SoftRaid is mandatory for a RAID on a mac, so I could not be more happy about this. 

And they are working on M1 support, but it obviously couldn’t be out with development Macs as they didn’t include thunderbolt ports, so you couldn’t test thunderbolt connectivity, but are working on it now.

OWC Thunderbay Update

 So I talked to Other World Computing and they sent me a replacement. I screwed up though, I went by the Thunderbolt id in softraid, but when i pulled a drive the id numbers changed, so I realized I didn’t know if I had the drive that was going offline. When I put the 4th drive back in (with no changes to the other drives) it took 2 days to re-sink the drives, with nary a thing to tell me how long it would take. I decided to back up my raid as quickly as I could. And when they came back they came back I wasn’t dropping a drive again, but now I was nervous.

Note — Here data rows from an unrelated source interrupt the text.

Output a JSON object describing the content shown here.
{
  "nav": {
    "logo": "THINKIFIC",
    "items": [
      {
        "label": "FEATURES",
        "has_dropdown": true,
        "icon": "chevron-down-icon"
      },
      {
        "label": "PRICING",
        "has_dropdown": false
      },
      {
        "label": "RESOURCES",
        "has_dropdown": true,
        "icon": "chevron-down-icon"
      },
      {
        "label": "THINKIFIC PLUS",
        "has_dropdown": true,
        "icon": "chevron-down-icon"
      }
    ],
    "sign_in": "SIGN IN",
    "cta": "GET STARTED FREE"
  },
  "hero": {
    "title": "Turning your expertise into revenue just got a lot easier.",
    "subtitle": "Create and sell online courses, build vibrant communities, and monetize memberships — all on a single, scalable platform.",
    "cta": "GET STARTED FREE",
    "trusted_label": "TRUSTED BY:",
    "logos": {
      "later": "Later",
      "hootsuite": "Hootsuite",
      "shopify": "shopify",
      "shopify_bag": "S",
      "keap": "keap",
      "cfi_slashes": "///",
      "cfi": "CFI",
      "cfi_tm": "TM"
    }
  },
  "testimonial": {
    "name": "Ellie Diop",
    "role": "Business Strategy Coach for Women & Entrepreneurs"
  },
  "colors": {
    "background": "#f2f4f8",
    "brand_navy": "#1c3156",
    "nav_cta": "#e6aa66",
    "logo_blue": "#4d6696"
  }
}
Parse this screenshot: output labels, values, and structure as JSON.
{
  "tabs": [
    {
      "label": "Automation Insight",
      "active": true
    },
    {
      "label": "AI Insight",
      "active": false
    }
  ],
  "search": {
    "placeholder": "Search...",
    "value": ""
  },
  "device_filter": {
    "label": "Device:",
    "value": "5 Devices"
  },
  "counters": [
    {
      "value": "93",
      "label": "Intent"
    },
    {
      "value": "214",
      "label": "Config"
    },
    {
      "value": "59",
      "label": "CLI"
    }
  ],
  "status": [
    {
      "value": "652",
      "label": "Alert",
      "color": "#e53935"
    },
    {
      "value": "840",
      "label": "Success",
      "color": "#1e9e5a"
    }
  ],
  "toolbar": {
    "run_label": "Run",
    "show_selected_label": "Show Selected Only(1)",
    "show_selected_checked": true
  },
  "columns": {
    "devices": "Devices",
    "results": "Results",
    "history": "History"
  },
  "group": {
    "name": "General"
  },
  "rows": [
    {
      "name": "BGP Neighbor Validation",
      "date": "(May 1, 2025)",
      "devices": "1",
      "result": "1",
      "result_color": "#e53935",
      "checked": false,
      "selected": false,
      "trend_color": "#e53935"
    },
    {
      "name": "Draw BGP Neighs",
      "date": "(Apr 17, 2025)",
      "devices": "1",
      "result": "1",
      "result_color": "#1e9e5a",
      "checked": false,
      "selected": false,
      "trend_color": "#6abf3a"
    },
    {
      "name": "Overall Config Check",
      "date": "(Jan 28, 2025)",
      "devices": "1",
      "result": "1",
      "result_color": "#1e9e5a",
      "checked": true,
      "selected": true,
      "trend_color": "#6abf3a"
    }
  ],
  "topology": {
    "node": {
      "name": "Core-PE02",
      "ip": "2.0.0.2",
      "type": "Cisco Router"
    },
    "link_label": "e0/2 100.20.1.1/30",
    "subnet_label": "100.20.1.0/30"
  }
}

So I upgraded my RAID from 2 tb drives to 12 tb and reformatted. I was quite surprised as when I formatted the 4 2 tb drives to make it RAID 5 and it took all of 30 seconds. This apposed to when I made the 6 TB raid, which just a couple of years ago took 4 days, which makes me wonder if there wasn’t an issue on one of the 2 TB drives to begin with. As the 36 RAID 5 took 30 seconds to create.

And I worry again because on the first night after formatting one if the drives went offline. Now it cane back with a restart, but it makes me worry that the housing was the issue all along, though OWC hasn’t responded to my further issues.